A velhice é inexorável ou inevitável e só não a vivenciamos se morremos prematuramente. Apesar dessa verdade inconteste, nós, seres humanos, resistimos em reconhecer nossa entrada nesta fase final da vida. Talvez porque signifique a aproximação da morte, o certo é que, seja através de artifícios estéticos ou mesmo com o ingênuo ato de esconder a verdadeira idade, seguimos nos enganando acerca da nossa velhice.

Antes que vocês que estão lendo esse pequeno artigo se sintam ofendidos com o uso do substantivo “velhice”, devo dizer que este significa idade avançada, portanto nada que ofenda as pessoas que estão nesta condição, ou seja, as pessoas velhas ou também chamadas idosas.

Em algumas culturas o envelhecimento é um processo que traz consigo respeitabilidade e muitas vezes poder. No entanto, nas sociedades ocidentais como a nossa, o envelhecimento vem seguido de descrédito, de abandono e cada vez mais freqüentemente, de atos de violência contra as pessoas idosas.

Hoje, a violência contra a pessoa idosa é um fenômeno mundial considerado um problema de saúde pública. O mais grave e vergonhoso é que a maioria dos casos de violência ocorre no seio da família. É neste ambiente que deveria ser de acolhimento, que as pessoas idosas sofrem violências físicas, psicológicas, morais e principalmente patrimoniais.

As vítimas são preferencialmente mulheres idosas, por conta da desigualdade de gênero que permeia todas as gerações. Muitas dessas mulheres têm freqüentemente sofrido a violência patrimonial infligida por parentes que não raro mantém o controle sobre o recebimento de suas aposentadorias ou pensões.
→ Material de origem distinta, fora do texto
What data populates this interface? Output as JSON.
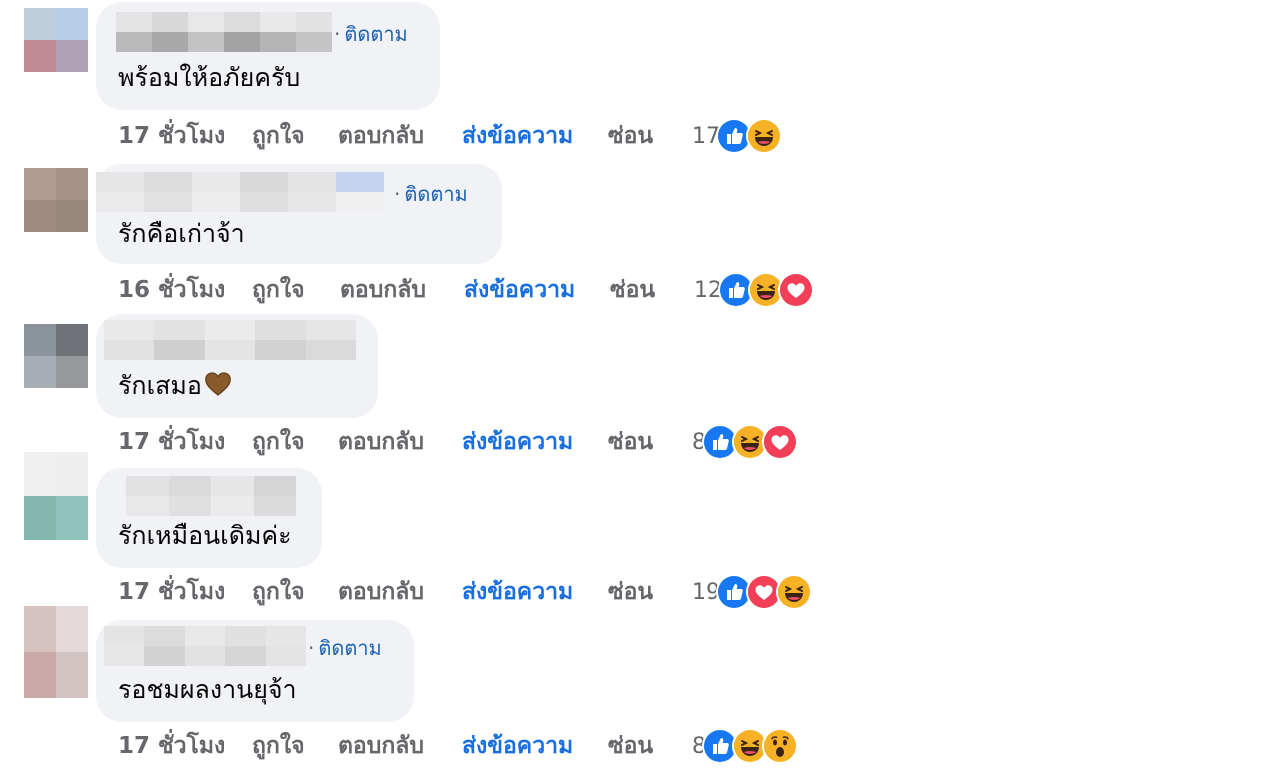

As pessoas idosas são vistas em geral como um incômodo. Incomodamo-nos com as filas especiais em estabelecimentos bancários; ignoramos os assentos reservados nos ônibus; irritamos-nos com o andar lento do idoso à nossa frente e com seus esquecimentos; olhamos para idosos nos parques e fazemos chacota de sua solidão ou de sua alegria descabida. Olhamos, falamos, tecemos opinião e rimos acerca de uma realidade que parece tão distante de nossa juventude eterna.

Não nos enxergamos no futuro com rugas, cabelos brancos e andar trôpego. Até a última cirurgia plástica ou até o último creme anti-rugas, seguimos incólumes nos enganando dentro de um processo que beira a esquizofrenia, olhando escandalizados para aqueles que com a mesma idade, não podem se esconder atrás da última técnica de “prevenção” ao envelhecimento.

Envelhecemos por descuido, por falta de dinheiro, por falta de tempo, porque somos deprimidos, ou seja, há centenas de razões para explicar porque envelhecemos. Falta apenas a verdade, envelhecemos porque é natural e isto, pasmem, ocorre em todas as espécies. Desde as frondosas árvores até nosso cão de estimação, todos envelhecem, a não ser que uma fatalidade interrompa esse ciclo natural da existência dos seres vivos e isso, vamos combinar, não queremos.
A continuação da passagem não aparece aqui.